Why cutting food waste has never been more important
Stop Food Waste Day has an added poignancy this year. Not only has the conflict raging in Ukraine thrown food supplies into disarray, but it has shed new light on the wider issues of food security and food poverty around the world.
If you disrupt a globalised supply chain, you will get knock on impacts. If Ukrainians can’t export grain this summer, Egyptians and Nigerians could go without bread. It’s not surprising that leaders everywhere have been scrambling to better prepare themselves for what the UN’s Food and Agriculture Organisation has called an impending crisis.
But at least in the West, we could soften the blow simply by reducing waste. As it stands, we throw away 40 per cent of all fruit and veg we buy. This can’t be right, and stopping it wouldn’t just ensure more supply for those in need. It would help the UK and its neighbours deal with the cost-of-living squeezes on their own doorsteps by enabling us to do more with less.

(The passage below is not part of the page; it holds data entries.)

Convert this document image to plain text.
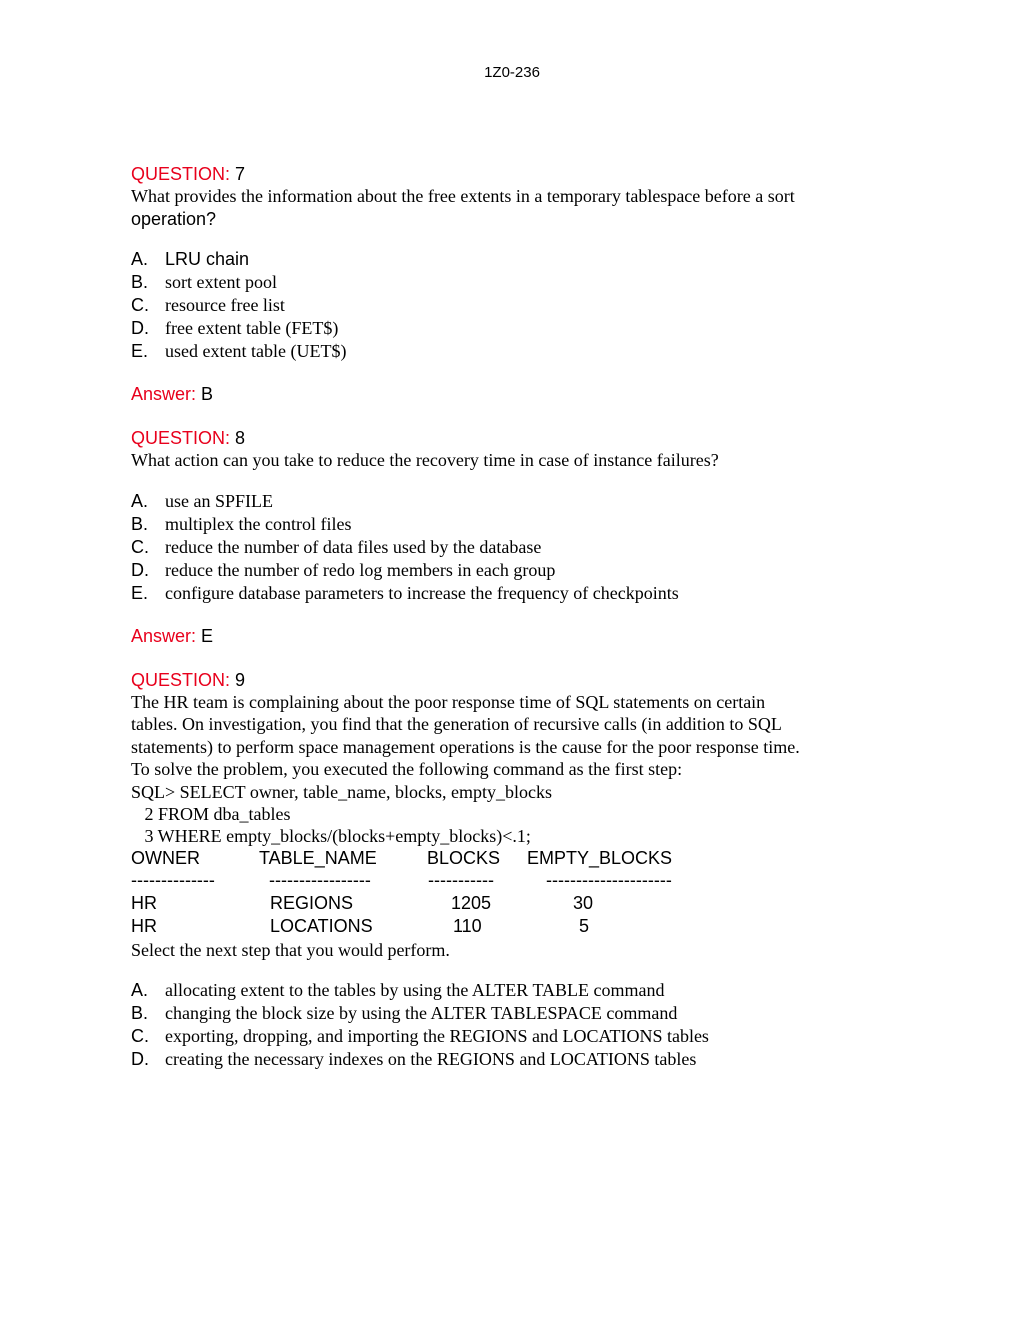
1Z0-236
QUESTION: 7
What provides the information about the free extents in a temporary tablespace before a sort
operation?
A. LRU chain
B. sort extent pool
C. resource free list
D. free extent table (FET$)
E. used extent table (UET$)
Answer: B
QUESTION: 8
What action can you take to reduce the recovery time in case of instance failures?
A. use an SPFILE
B. multiplex the control files
C. reduce the number of data files used by the database
D. reduce the number of redo log members in each group
E. configure database parameters to increase the frequency of checkpoints
Answer: E
QUESTION: 9
The HR team is complaining about the poor response time of SQL statements on certain
tables. On investigation, you find that the generation of recursive calls (in addition to SQL
statements) to perform space management operations is the cause for the poor response time.
To solve the problem, you executed the following command as the first step:
SQL> SELECT owner, table_name, blocks, empty_blocks
2 FROM dba_tables
3 WHERE empty_blocks/(blocks+empty_blocks)<.1;
OWNER	TABLE_NAME	BLOCKS EMPTY_BLOCKS
--------------	-----------------	-----------	---------------------
HR	REGIONS	1205	30
HR	LOCATIONS	110	5
Select the next step that you would perform.
A. allocating extent to the tables by using the ALTER TABLE command
B. changing the block size by using the ALTER TABLESPACE command
C. exporting, dropping, and importing the REGIONS and LOCATIONS tables
D. creating the necessary indexes on the REGIONS and LOCATIONS tables
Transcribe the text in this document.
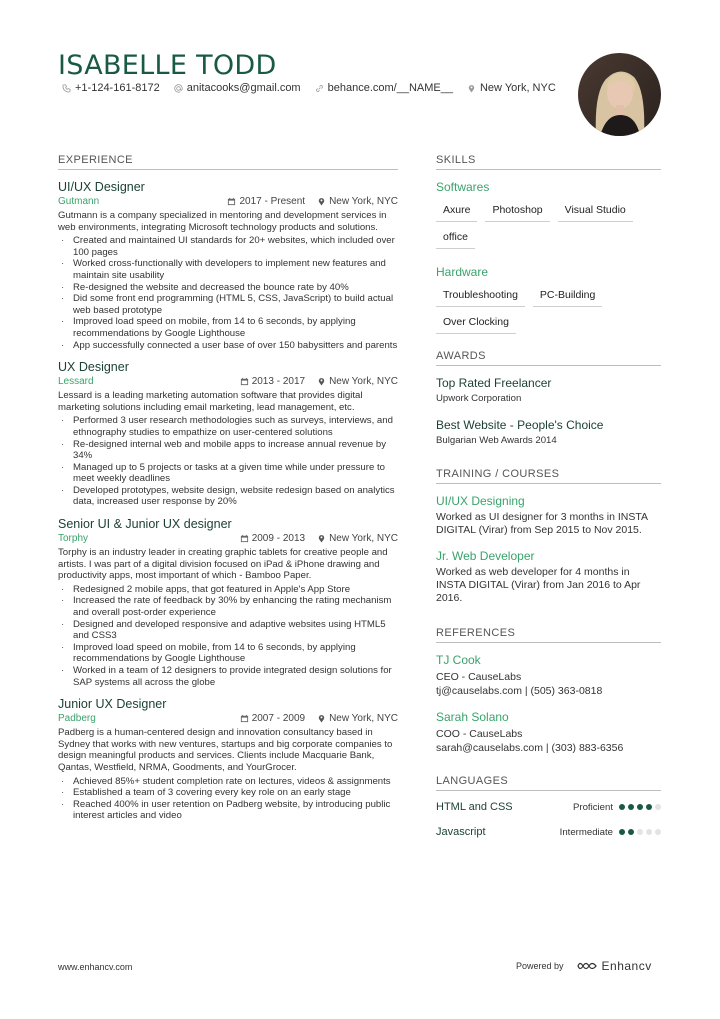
ISABELLE TODD
+1-124-161-8172 anitacooks@gmail.com behance.com/__NAME__ New York, NYC
EXPERIENCE
UI/UX Designer
Gutmann	2017 - Present New York, NYC
Gutmann is a company specialized in mentoring and development services in web environments, integrating Microsoft technology products and solutions.
· Created and maintained UI standards for 20+ websites, which included over 100 pages
· Worked cross-functionally with developers to implement new features and maintain site usability
· Re-designed the website and decreased the bounce rate by 40%
· Did some front end programming (HTML 5, CSS, JavaScript) to build actual web based prototype
· Improved load speed on mobile, from 14 to 6 seconds, by applying recommendations by Google Lighthouse
· App successfully connected a user base of over 150 babysitters and parents
UX Designer
Lessard	2013 - 2017 New York, NYC
Lessard is a leading marketing automation software that provides digital marketing solutions including email marketing, lead management, etc.
· Performed 3 user research methodologies such as surveys, interviews, and ethnography studies to empathize on user-centered solutions
· Re-designed internal web and mobile apps to increase annual revenue by 34%
· Managed up to 5 projects or tasks at a given time while under pressure to meet weekly deadlines
· Developed prototypes, website design, website redesign based on analytics data, increased user response by 20%
Senior UI & Junior UX designer
Torphy	2009 - 2013 New York, NYC
Torphy is an industry leader in creating graphic tablets for creative people and artists. I was part of a digital division focused on iPad & iPhone drawing and productivity apps, most important of which - Bamboo Paper.
· Redesigned 2 mobile apps, that got featured in Apple's App Store
· Increased the rate of feedback by 30% by enhancing the rating mechanism and overall post-order experience
· Designed and developed responsive and adaptive websites using HTML5 and CSS3
· Improved load speed on mobile, from 14 to 6 seconds, by applying recommendations by Google Lighthouse
· Worked in a team of 12 designers to provide integrated design solutions for SAP systems all across the globe
Junior UX Designer
Padberg	2007 - 2009 New York, NYC
Padberg is a human-centered design and innovation consultancy based in Sydney that works with new ventures, startups and big corporate companies to design meaningful products and services. Clients include Macquarie Bank, Qantas, Westfield, NRMA, Goodments, and YourGrocer.
· Achieved 85%+ student completion rate on lectures, videos & assignments
· Established a team of 3 covering every key role on an early stage
· Reached 400% in user retention on Padberg website, by introducing public interest articles and video
SKILLS
Softwares
Axure	Photoshop	Visual Studio
office
Hardware
Troubleshooting	PC-Building
Over Clocking
AWARDS
Top Rated Freelancer
Upwork Corporation
Best Website - People's Choice
Bulgarian Web Awards 2014
TRAINING / COURSES
UI/UX Designing
Worked as UI designer for 3 months in INSTA DIGITAL (Virar) from Sep 2015 to Nov 2015.
Jr. Web Developer
Worked as web developer for 4 months in INSTA DIGITAL (Virar) from Jan 2016 to Apr 2016.
REFERENCES
TJ Cook
CEO - CauseLabs
tj@causelabs.com | (505) 363-0818
Sarah Solano
COO - CauseLabs
sarah@causelabs.com | (303) 883-6356
LANGUAGES
HTML and CSS	Proficient
Javascript	Intermediate
www.enhancv.com	Powered by	Enhancv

So ahead of Stop Food Waste Day on the 27th April, DASH is collaborating with brands including Olio, Oddbox, Rubies in the Rubble, ChicP, Flawsome and ToastAle. Each day leading up to the 27th, the different teams will take turns to publish a video to their platforms with a tip for preventing food waste and raising awareness of the issue. (My recommendation if you’re wondering: Use leftover vegetable peelings to make tasty crisps.)
It’s this education which remains our most powerful tool to solve social issues. A few years ago, when tobacco taxes sent the average price of cigarettes soaring, the percentage of UK smokers barely shifted. Tactics to change consumer behaviour need to be accompanied by a reliable information campaign. Why did smoking numbers really drop? Education. From accurate advertising on packaging, to TV campaigns and better education in schools on the dangers of smoking, when we understand the issue at hand, we are more likely to make better decisions. The same goes for food waste. Supermarkets selling cheaper ranges of wonky fruit and veg is brilliant, but we can go further. There needs to be a collaborative effort to educate the public on reducing food waste, from the government, parents, retailers and indeed, producers.
This year, helping people make the small changes which can have a serious impact on the wider food picture is more important than ever before.